Down Goes Biden’s Student Loan Bribe
In a resounding 6-3 decision, the Supreme Court correctly checked the president’s attempt to do an end-run around Congress.
“Disappointing and cruel” is how Senate Majority Leader Chuck-U Schumer characterized the Supreme Court’s 6-3 thumping of Joe Biden’s student loan forgiveness scheme.
It could’ve been worse, though — a lot worse. After all, he could’ve called Friday’s much-anticipated decision a dagger to the heart of our democracy.
Constitutional law professor Jonathan Turley, responding to Dagger Chuck’s outrage, put it this way: “The court’s ‘cruelty’ was in supporting Congress’s core constitutional power of the purse. Schumer’s disappointment in having to address and vote on the forgiveness of hundreds of billions of dollars in loans speaks volumes about the collapse of our constitutional values.”
What’s remarkable is that this naked vote-buying scheme ever cluttered up the Supreme Court’s docket. As National Review’s editorial board noted: “When President Biden entered office, the fact that he didn’t have the authority to unilaterally cancel student loans was so uncontroversial that even Nancy Pelosi acknowledged it. ‘People think that the president of the United States has the power for debt forgiveness,’ the then–House speaker said at a press conference in July 2021. ‘He does not. He can postpone. He can delay. But he does not have that power. That has to be an act of Congress.’”
NR’s editorial board continued: “At stake in the cases challenging the student-loan-forgiveness program was not merely whether his action was unconstitutional, but whether the president could get away with a usurpation of congressional power by broadly doling out benefits without producing a legally injured party. Put more bluntly, the question was, could Biden hack the U.S. Constitution? In a 6–3 decision, the Supreme Court ruled that he could not.”
The real marvel here is that three justices countenanced Biden’s lawless behavior.
In order to get to where we’d gotten before the Supreme Court put all this to rest, the government had argued, absurdly, that the 2003 HEROES Act (passed in the wake of 9/11 to help student borrowers who were serving in the military) provided broad authority to the administration to wipe away debt during all national emergencies.
As the Court ruled, a minor tweak to the HEROES ACT wasn’t remotely akin to Joe Biden’s wholesale attempt to remake our nation’s student loan compact. Try as he might, the president can’t nullify Congress, can’t usurp its constitutional authority to write the laws under Article I.
Nevertheless, Biden vowed, “I will stop at nothing to find other ways to deliver relief.”
What he meant was, I will stop at nothing to buy votes. Because that’s what he was trying to do. Here, we actually believe him. Because who now would vote for Joe Biden unless he was bribed to do so?

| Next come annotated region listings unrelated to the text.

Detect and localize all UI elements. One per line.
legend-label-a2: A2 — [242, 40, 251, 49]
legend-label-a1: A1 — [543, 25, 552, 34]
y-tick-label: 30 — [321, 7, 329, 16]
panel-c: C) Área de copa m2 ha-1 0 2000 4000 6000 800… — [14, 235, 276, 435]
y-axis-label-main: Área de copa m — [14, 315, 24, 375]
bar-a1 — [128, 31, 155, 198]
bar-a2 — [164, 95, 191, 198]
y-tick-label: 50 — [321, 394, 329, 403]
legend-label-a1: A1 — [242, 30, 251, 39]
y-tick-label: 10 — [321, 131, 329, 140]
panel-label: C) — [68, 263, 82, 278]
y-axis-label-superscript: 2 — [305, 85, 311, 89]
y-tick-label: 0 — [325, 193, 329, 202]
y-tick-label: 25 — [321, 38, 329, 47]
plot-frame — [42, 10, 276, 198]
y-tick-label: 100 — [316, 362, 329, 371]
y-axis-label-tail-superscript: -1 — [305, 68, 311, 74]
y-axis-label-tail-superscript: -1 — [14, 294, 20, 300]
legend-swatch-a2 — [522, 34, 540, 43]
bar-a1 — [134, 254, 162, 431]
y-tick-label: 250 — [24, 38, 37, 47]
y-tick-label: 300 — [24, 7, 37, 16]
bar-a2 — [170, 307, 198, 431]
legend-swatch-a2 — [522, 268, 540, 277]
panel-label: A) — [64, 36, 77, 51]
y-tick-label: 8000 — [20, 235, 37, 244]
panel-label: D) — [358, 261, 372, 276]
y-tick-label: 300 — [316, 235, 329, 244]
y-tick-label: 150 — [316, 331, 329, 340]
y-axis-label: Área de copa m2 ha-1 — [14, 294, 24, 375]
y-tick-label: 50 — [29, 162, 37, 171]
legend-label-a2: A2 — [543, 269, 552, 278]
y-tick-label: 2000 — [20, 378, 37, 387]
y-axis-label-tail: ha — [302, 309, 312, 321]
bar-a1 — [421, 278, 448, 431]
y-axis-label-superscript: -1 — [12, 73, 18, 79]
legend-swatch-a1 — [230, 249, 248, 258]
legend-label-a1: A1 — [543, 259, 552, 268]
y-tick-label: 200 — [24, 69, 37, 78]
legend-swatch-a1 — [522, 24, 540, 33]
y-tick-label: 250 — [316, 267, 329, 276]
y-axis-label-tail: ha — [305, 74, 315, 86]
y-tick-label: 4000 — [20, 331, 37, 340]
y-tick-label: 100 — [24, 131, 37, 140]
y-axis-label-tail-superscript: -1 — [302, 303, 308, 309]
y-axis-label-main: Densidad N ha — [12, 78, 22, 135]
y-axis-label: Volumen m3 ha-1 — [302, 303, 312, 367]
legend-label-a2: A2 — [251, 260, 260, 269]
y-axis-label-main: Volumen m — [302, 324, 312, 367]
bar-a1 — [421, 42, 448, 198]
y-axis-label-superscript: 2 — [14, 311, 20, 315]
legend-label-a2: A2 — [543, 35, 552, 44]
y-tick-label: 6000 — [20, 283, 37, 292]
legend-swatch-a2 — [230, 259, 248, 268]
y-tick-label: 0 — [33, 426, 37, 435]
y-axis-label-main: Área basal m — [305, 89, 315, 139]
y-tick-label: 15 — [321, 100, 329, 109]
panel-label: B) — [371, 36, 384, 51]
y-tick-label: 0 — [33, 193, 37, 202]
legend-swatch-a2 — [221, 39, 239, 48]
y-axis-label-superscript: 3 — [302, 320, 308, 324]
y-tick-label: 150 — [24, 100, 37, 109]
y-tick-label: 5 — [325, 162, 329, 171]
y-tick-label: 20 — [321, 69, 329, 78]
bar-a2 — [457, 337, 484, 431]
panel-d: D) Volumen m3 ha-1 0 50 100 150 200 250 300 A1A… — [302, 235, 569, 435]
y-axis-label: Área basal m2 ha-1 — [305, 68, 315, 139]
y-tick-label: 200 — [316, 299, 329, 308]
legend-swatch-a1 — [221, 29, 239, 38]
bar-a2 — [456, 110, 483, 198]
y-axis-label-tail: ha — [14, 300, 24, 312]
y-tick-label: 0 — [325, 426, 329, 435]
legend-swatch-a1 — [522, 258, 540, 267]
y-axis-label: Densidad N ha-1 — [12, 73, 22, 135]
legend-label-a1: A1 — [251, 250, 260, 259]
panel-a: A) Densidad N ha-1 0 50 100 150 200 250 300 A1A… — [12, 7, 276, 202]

In his response to the Court’s beat-down, Biden declared that “the hypocrisy is stunning” and that the justices had “misinterpreted the Constitution.” (Yes, Joe Biden, the guy who graduated 76th out of 85 at Syracuse Law School, actually deigned to question the constitutional acumen of Chief Justice John Roberts and Associate Justices Clarence Thomas, Samuel Alito, Neil Gorsuch, Brett Kavanaugh, and Amy Coney Barrett.)
To illustrate just how pathetically weak was the state’s case for the constitutionality of loan forgiveness, we give you the normally intelligent Elena Kagan, who, in her dissent, was reduced to arguing that “the result here is that the Court substitutes itself for Congress and the Executive Branch in making national policy about student-loan forgiveness.”
Huh? While it’s true that Biden once claimed to have gotten student loan forgiveness “passed by a vote or two,” the truth is that Congress rejected his wildly unpopular vote-buying scheme.
The reality, as NR points out, is that Biden “unilaterally tried to create a nearly half-trillion-dollar federal program that did not have the votes to make it through Congress, and the Court stopped him from breaking the law.”
What we can expect between now and November 2024 is a repeated recitation of the Supreme Court’s radical right decisions — whether on student loan forgiveness, or affirmative action, or abortion, or freedom of speech, or religious liberty, or states’ rights, or anything else that doesn’t sit well with the Left.
“This decision was calculated by Biden as part of the Demos’ 2024 strategy,” argues our Mark Alexander. “Clearly it was going to be overturned, clearly he knew that, and clearly the ‘work around’ strategy he is now proposing is to keep the issue in front of voters through 2024. This is all a calculated political charade to buy votes of those with loans, and by extension the families of those with loans.”
Elections have consequences. And were it not for Donald Trump’s three Supreme Court picks during his single term in office, the Supreme Court decisions we’ve seen during the past week would’ve been radically different.